One Way to Get Acquainted with your Ancestors

A few months ago I watched a webinar by Lisa Louise Cooke entitled, “3 Reasons to Map Your Ancestor’s Hometown.” I learned a lot, but I’m going to take this in a complimentary direction. Geography lets us know more details about our family than we realize.

First, let’s look at people who live in a city. Look at city directories and censuses for addresses of where the family lived. Find a map of the city and locate each of the homes. You might find photos of the area or home where they lived. If you know their religion, you can find the nearest church and narrow down the search for their records. If they filed citizenship papers, you can find the nearest appropriate court who handled these records (especially appropriate before 1906). Courthouses also hold wills and probate. Finding them will provide new clues about your family.

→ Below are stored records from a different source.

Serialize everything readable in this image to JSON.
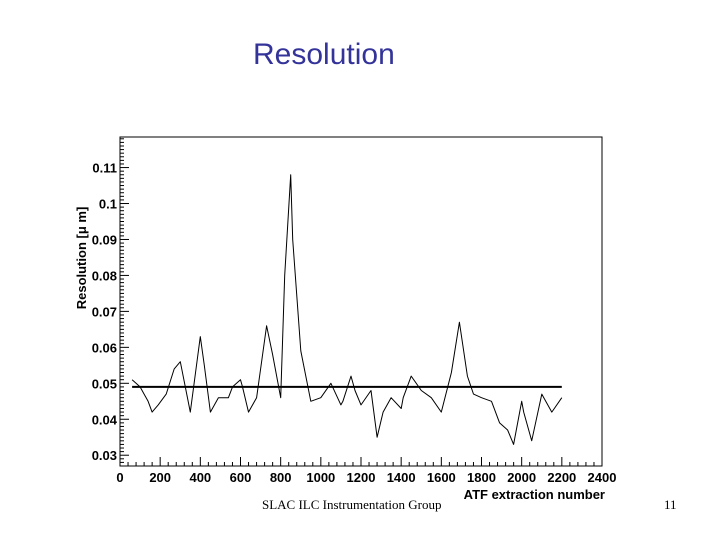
{
  "slide": {
    "title": "Resolution",
    "footer": "SLAC ILC Instrumentation Group",
    "page_number": "11"
  },
  "chart_data": {
    "type": "line",
    "title": "",
    "xlabel": "ATF extraction number",
    "ylabel": "Resolution [μ m]",
    "xlim": [
      0,
      2400
    ],
    "ylim": [
      0.027,
      0.1185
    ],
    "x_ticks": [
      0,
      200,
      400,
      600,
      800,
      1000,
      1200,
      1400,
      1600,
      1800,
      2000,
      2200,
      2400
    ],
    "y_ticks": [
      0.03,
      0.04,
      0.05,
      0.06,
      0.07,
      0.08,
      0.09,
      0.1,
      0.11
    ],
    "x_tick_labels": [
      "0",
      "200",
      "400",
      "600",
      "800",
      "1000",
      "1200",
      "1400",
      "1600",
      "1800",
      "2000",
      "2200",
      "2400"
    ],
    "y_tick_labels": [
      "0.03",
      "0.04",
      "0.05",
      "0.06",
      "0.07",
      "0.08",
      "0.09",
      "0.1",
      "0.11"
    ],
    "grid": false,
    "legend": "none",
    "series": [
      {
        "x": [
          60,
          100,
          120,
          140,
          160,
          190,
          230,
          270,
          300,
          350,
          400,
          420,
          450,
          490,
          540,
          560,
          600,
          610,
          640,
          680,
          730,
          760,
          800,
          820,
          850,
          860,
          900,
          950,
          1000,
          1050,
          1100,
          1110,
          1150,
          1170,
          1200,
          1250,
          1280,
          1310,
          1350,
          1400,
          1410,
          1450,
          1500,
          1550,
          1600,
          1650,
          1690,
          1730,
          1760,
          1800,
          1850,
          1890,
          1930,
          1960,
          2000,
          2010,
          2050,
          2100,
          2110,
          2150,
          2200
        ],
        "y": [
          0.051,
          0.049,
          0.047,
          0.045,
          0.042,
          0.044,
          0.047,
          0.054,
          0.056,
          0.042,
          0.063,
          0.055,
          0.042,
          0.046,
          0.046,
          0.049,
          0.051,
          0.049,
          0.042,
          0.046,
          0.066,
          0.058,
          0.046,
          0.08,
          0.108,
          0.09,
          0.059,
          0.045,
          0.046,
          0.05,
          0.044,
          0.045,
          0.052,
          0.048,
          0.044,
          0.048,
          0.035,
          0.042,
          0.046,
          0.043,
          0.046,
          0.052,
          0.048,
          0.046,
          0.042,
          0.053,
          0.067,
          0.052,
          0.047,
          0.046,
          0.045,
          0.039,
          0.037,
          0.033,
          0.045,
          0.042,
          0.034,
          0.047,
          0.046,
          0.042,
          0.046
        ]
      },
      {
        "x": [
          60,
          2200
        ],
        "y": [
          0.049,
          0.049
        ]
      }
    ]
  },
  "colors": {
    "title": "#333399",
    "frame": "#000000",
    "line": "#000000"
  }
}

Storage of records about our families may no longer be associated with the location where they were created. Check with the local genealogical society to find out where they are.

People who lived in the country may have owned their farm or ranch. Land records provide a good sense of the size of their property, the various purchases and sales, and the crops/livestock they kept. When you find the ancestor’s probate, you may discover the division of property that explains why some family members left the area while others stayed.

We have found homes and land for various family members and it helped us better understand their lives. For example, on a trip to Blekinge, Sweden many years ago, my husband and I stayed in the home his grandmother had grown up in and was still in the family. What a wonderful experience to walk the land around the house, go into the church she attended, and look inside the school she attended.

If you have the opportunity to visit the homes of your ancestors, please do. You will be rewarded. But, if you cannot travel to that location, Google Earth’s Street View can show you what the area looks like today.

According to Lisa Louise Cooke in her presentation, she said, “Street View offers you a panoramic view from various positions on the street. Launched in May 2007, Street View was available for only a few major US cities. Today, Google offers images of nearly every street in America, and its coverage is spreading quickly around the world.

“Just how does Google do it? A fleet of cars equipped with nine directional cameras drive up and down each street and snap photographs from all directions every few seconds. When faced with narrow streets, such as those in Rome, similarly equipped Google Trikes (tricycles) make the journey.

“Getting your directional bearings can be difficult once you’re in Street View. To locate an address, you can hover your mouse over the camera icons that appear along the street. If unsure which particular house is your ancestor’s, look for addresses on buildings as well as on the curb. To get a closer look at a particular area, double-click on the spot on the image, and Google Earth will slowly zoom in.”

With this information, I hope you will try to find where your ancestors lived and locate their homes using Google Earth. Have fun and let me know what you find.